I think I just saw the travelocity gnome in leather chaps.
Please explain to me why I only attract Mormon guys. Just explain that to me.
I think it's God trying to counter your lustful nature. Imagine if Agnostics liked you. You'd never come out of your bedroom.
i wonder if detective benson from law and order takes those handcuffs home. i bet she does.
This is much more drunk than i was intending for a wednesday
is 69 when you're sideways or up & down? I was on my back & confused.
He's a firefighter, who has his own band. I'm pregnant just thinking about him.

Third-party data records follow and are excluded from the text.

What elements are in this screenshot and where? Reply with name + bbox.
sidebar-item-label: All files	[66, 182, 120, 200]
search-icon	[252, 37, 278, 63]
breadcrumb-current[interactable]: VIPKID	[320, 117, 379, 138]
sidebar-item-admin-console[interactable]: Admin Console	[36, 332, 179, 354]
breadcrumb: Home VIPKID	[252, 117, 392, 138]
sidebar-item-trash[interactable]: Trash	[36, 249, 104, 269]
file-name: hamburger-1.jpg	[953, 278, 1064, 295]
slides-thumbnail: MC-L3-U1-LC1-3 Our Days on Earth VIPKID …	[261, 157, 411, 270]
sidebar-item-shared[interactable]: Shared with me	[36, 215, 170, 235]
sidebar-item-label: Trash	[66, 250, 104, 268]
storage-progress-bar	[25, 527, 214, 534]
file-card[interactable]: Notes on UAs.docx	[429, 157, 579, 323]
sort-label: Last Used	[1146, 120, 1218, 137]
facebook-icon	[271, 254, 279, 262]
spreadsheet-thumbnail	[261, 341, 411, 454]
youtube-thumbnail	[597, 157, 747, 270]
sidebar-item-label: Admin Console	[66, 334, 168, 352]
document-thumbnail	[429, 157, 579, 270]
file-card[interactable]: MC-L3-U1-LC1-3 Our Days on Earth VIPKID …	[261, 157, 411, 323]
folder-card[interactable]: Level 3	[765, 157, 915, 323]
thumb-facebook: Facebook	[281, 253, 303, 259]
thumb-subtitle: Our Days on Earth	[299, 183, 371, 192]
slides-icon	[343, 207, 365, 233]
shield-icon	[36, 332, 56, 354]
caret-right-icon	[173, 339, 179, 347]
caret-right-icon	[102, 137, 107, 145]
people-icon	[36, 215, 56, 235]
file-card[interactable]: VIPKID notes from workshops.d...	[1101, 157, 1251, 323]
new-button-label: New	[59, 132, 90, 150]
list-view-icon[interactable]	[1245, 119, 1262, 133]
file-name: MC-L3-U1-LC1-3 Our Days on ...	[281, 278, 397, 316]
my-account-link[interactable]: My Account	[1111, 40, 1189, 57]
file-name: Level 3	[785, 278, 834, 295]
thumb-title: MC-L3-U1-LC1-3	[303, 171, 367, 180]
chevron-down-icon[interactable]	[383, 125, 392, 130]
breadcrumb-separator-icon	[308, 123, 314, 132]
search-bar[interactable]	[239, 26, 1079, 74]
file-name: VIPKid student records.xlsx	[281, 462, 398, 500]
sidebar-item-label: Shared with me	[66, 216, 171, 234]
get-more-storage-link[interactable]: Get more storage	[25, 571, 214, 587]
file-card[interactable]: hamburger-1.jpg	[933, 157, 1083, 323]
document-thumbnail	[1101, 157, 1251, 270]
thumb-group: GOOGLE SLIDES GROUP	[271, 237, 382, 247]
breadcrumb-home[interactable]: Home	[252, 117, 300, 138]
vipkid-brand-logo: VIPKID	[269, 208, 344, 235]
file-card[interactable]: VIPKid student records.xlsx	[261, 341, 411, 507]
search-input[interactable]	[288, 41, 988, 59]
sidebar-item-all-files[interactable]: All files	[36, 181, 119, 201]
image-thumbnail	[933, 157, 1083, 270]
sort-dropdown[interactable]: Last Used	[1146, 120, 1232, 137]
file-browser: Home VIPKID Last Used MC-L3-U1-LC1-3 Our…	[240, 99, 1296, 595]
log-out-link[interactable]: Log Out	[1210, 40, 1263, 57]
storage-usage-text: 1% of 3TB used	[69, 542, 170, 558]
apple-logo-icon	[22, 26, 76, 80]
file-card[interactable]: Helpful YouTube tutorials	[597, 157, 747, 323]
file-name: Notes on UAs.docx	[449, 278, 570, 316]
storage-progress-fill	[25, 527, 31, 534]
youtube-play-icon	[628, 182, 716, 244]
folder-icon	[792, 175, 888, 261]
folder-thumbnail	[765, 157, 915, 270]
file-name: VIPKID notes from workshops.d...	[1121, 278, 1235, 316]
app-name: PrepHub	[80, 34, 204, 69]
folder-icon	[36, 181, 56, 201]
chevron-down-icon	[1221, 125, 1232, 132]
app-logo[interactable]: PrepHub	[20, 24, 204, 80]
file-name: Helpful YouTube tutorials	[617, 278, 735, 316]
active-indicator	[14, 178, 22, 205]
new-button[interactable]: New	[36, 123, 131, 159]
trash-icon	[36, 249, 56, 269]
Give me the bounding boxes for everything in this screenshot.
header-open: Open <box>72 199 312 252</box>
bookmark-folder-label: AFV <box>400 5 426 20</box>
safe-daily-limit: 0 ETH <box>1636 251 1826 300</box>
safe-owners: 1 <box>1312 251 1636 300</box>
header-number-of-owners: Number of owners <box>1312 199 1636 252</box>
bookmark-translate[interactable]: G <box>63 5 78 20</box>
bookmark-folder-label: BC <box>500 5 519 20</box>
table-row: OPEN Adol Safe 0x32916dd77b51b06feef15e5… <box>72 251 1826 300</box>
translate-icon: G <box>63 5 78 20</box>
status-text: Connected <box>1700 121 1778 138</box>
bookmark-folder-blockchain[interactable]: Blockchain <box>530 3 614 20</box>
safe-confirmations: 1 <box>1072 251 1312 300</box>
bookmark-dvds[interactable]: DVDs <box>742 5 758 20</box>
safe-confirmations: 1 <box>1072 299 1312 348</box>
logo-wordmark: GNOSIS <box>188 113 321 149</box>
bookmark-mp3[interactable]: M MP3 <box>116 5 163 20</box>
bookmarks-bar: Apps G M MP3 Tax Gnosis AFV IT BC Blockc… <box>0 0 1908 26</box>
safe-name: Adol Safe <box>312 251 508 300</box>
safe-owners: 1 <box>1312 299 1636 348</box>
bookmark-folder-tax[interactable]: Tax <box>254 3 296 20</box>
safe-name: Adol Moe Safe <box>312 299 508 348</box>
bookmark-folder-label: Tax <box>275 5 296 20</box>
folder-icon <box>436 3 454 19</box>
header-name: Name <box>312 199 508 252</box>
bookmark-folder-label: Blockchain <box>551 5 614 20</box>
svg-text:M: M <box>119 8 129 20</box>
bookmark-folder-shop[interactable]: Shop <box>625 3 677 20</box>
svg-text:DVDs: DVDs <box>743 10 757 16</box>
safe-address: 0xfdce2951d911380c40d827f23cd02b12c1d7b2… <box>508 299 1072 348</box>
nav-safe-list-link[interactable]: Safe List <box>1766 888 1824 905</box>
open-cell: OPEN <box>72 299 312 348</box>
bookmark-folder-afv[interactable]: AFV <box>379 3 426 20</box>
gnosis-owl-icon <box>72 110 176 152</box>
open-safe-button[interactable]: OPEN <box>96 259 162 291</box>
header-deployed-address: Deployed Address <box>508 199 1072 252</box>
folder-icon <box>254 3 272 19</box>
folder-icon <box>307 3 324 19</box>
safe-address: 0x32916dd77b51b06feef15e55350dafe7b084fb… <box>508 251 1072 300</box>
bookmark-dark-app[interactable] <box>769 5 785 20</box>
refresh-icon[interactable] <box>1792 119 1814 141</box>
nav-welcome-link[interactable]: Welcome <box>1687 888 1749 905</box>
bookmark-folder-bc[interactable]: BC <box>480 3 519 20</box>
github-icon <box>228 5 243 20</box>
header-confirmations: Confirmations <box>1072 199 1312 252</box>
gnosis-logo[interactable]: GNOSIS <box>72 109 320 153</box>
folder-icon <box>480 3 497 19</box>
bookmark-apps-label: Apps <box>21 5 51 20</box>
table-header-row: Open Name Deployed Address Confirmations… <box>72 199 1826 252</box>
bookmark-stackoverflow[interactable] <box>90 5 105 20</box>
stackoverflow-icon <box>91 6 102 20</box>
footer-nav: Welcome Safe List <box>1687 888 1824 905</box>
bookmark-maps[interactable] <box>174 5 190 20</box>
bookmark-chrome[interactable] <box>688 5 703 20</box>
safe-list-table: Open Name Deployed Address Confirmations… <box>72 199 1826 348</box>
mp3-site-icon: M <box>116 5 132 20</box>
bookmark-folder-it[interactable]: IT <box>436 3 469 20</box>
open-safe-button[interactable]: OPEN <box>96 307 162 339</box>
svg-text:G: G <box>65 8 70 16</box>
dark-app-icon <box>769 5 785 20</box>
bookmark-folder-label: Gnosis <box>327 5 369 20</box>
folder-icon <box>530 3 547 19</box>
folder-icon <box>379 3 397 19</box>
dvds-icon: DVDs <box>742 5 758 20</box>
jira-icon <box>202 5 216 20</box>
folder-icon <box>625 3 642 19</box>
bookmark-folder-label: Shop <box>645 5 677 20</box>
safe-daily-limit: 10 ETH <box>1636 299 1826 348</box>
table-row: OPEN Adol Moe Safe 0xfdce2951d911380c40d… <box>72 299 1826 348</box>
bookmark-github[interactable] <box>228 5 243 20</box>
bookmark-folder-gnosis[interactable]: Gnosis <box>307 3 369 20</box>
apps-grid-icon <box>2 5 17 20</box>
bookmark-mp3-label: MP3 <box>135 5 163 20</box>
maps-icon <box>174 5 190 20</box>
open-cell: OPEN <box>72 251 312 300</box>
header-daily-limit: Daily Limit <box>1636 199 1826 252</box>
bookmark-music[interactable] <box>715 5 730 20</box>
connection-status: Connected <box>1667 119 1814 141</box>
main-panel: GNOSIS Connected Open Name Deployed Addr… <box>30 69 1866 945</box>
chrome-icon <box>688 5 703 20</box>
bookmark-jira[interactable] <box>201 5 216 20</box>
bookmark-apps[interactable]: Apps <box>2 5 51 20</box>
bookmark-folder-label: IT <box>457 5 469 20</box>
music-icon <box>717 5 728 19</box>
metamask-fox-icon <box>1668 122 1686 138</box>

for future reference: anal bleach BEFORE boozing
What can I say, we hook up during the holidays.. We're a seasonal couple
I tried to say goodbye but you were hugging a trash can and I wasn't sure if you had clothes on
If I EVER wake up with two black eyes again you better come up with a better story than trying to see how many punches I could take.
Final Summary: could he eat a lit sparkler? Probably. Could he do it while peeing off the roof? I'll tell you when you get to the ER.
Also, we found a geriatric Snoop Lion.
i almost threw up on his dick. its like icarus, flew too close to the sun. except the sun is his dick and my throat was icarus
I just watched a porn called gay of thrones and I think I've reached a new low in my life
And with one simple text you can separate the men from the boys...."it's that time of the month."